Hakim Djuyamto: Tas Misterius Sebelum Jeruji Besi
:strip_icc():format(webp)/kly-media-production/medias/4868351/original/052703900_1718806011-20240619_150419.jpg)
JAKARTA, KABARLINK.com - Kejaksaan Agung (Kejagung) terus mendalami kasus suap terkait vonis lepas perkara minyak goreng yang melibatkan oknum hakim. Terungkap bahwa Djuyamto (DJU), seorang hakim Pengadilan Negeri (PN) Jakarta Selatan, sempat menitipkan tas mencurigakan kepada petugas keamanan (Satpam) PN Jaksel sebelum penahanannya.
Kasus ini bermula dari dugaan tawar menawar uang di PN Jakarta Pusat dengan tujuan memuluskan vonis lepas bagi terdakwa korporasi dalam kasus mafia minyak goreng. Dirdik Jampidsus Kejagung, Abdul Qohar, menjelaskan bahwa pihaknya telah memeriksa Djuyamto, Agam Syarif Baharuddin (hakim PN Jakpus), dan Ali Muhtarom (hakim ad hoc PN Jakpus).
Wahyu Gunawan, seorang panitera, diduga menyampaikan permintaan kepada Muhammad Arif Nuryanta (Ketua PN Jaksel saat menjabat Wakil Ketua PN Jakpus) agar perkara tersebut diputus onslag van rechtvervolging atau divonis lepas. Permintaan ini kemudian diteruskan kepada Aryanto Bakri, seorang pengacara, untuk menyiapkan dana sebesar Rp60 miliar.
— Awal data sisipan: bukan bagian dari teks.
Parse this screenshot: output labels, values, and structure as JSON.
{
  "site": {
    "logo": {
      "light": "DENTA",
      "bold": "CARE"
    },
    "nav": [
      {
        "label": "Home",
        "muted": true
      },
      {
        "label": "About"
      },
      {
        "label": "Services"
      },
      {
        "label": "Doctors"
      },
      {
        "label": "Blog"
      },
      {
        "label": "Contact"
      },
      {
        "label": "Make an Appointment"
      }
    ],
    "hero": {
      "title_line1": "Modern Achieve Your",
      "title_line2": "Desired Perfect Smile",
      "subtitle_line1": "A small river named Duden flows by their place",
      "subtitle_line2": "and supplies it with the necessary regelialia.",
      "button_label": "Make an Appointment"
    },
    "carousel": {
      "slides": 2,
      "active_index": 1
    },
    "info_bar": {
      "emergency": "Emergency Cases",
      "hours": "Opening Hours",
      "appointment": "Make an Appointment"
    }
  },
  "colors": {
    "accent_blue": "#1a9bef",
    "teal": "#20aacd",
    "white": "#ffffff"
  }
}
Menurut keterangan Kejagung, Agam Syarif Baharuddin menerima Rp4,5 miliar dan memasukkannya ke dalam goody bag. Penyerahan uang dilakukan di depan Bank BRI Pasar Baru Jakarta Pusat. Pembagiannya adalah Agam Syarif Baharuddin menerima Rp4,5 miliar, Djuyamto menerima Rp6 miliar, dan Ali Muhtarom menerima Rp5 miliar.
Kapuspenkum Kejagung, Harli Siregar, membenarkan bahwa tas titipan Djuyamto kepada Satpam PN Jaksel berisi uang dolar Singapura dan dua telepon genggam. Penyerahan tas tersebut terjadi pada Rabu, 16 April 2025, setelah penangkapan Djuyamto.
Kasus ini bermula dari kesepakatan antara Aryanto Bakri dan Wahyu Gunawan untuk mengurus perkara korupsi korporasi minyak goreng dengan imbalan Rp20 miliar. Muhammad Arif Nuryanta kemudian menyetujui permintaan vonis onslag, namun dengan meminta Rp60 miliar. Wahyu Gunawan menerima US$50 ribu sebagai jasa penghubung.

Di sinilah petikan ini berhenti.